The extraordinary beauty and almost pristine purity of the local nature is not the only wealth of Madeira. The abundance of tropical fruits is also impressive: bananas, passion fruit, mangoes, avocados, watermelons, as well as oranges and grapes grown on rich volcanic soils that require little or no chemical fertilizers.
This is also a rich selection of fresh fish and seafood – from crabs and a variety of shellfish to juicy tuna and the saber fish typical of Madeira cuisine.
This and the famous wines, known under the common name “Madeira”. Dry Sersial is a wonderful aperitif, semi-dry Verdelho, semi-sweet Bual – goes well with cheese; Malmsy is irreplaceable for dessert.
This is the excellent cuisine of Madeira with its famous “espetada”, i.e. shish kebab, which is roasted over a fire on laurel skewers and eaten with fragrant homemade bread and red wine.
10 minutes by plane from Madeira – and you are on the island of Porto Santo.
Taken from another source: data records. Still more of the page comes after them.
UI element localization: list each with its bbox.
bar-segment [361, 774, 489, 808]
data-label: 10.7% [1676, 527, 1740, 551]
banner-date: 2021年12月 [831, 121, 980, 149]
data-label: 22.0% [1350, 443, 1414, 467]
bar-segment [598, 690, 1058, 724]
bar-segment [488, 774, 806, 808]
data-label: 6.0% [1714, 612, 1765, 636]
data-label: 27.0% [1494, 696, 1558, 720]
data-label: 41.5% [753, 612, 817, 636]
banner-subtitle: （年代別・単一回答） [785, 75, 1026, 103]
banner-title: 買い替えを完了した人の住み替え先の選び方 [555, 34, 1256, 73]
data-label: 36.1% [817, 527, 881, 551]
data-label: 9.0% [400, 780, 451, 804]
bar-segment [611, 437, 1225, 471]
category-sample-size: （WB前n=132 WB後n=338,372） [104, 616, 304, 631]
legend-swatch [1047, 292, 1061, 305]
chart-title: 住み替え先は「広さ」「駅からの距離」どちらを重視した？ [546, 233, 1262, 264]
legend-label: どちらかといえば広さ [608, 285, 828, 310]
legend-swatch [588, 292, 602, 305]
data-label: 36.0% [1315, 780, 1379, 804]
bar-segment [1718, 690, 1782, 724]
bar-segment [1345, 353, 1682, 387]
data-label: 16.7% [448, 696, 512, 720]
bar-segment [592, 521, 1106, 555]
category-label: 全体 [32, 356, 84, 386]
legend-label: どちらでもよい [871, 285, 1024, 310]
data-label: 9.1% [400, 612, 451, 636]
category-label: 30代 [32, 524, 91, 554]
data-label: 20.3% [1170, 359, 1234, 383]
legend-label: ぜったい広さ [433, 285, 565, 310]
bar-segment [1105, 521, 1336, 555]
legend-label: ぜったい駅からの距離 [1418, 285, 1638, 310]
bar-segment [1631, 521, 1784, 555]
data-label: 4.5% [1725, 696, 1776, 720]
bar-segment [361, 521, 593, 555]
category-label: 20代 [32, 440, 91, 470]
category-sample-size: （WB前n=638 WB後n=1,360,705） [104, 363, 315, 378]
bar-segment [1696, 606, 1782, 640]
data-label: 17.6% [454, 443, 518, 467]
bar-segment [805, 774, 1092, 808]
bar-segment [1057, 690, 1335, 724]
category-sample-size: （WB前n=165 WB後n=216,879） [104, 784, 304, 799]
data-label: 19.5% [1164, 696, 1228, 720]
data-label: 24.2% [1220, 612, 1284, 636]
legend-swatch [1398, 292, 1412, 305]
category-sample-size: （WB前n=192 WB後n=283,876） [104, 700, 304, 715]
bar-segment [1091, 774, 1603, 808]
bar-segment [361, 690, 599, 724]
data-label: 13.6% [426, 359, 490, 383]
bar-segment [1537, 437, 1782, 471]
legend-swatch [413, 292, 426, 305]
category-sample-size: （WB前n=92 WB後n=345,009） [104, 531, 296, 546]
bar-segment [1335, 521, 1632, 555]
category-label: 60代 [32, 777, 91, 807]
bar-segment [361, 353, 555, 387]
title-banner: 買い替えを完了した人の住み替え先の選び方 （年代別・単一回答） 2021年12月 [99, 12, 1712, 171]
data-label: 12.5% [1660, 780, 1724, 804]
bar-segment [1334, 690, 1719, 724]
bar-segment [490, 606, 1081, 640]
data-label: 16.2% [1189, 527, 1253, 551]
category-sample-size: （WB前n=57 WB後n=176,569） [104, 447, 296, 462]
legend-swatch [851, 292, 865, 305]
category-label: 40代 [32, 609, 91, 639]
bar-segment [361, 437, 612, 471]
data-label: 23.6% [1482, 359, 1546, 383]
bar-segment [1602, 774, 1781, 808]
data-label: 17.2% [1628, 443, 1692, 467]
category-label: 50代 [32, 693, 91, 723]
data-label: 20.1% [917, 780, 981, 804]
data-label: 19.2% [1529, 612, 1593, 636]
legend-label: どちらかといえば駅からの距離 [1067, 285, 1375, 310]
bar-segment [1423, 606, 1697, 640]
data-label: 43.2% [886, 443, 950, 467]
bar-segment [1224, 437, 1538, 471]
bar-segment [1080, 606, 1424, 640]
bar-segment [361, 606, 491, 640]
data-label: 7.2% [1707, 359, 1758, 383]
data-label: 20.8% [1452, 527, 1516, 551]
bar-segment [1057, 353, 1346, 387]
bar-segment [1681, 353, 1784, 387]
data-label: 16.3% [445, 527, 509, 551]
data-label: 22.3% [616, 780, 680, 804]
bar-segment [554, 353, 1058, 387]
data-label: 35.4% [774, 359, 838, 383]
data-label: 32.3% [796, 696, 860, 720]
At one time, even Columbus discovered that this cozy island is an ideal place to forget about everyday worries and problems for a while (he himself lived here for several years, marrying the daughter of a local governor).
A nine-kilometer strip of amazing beauty and rare cleanliness stretches along the coast. Their golden sand is famous for its healing properties. You can swim in the warm and calm waters of the Atlantic all year round.
The island has a dry and stable climate, which is characterized by slight seasonal temperature fluctuations.
Outdoor enthusiasts will find excellent opportunities for water sports here, and since the terrain is flatter on Porto Santo than on Madeira, many prefer cycling to any other means of transportation for a closer acquaintance with the island.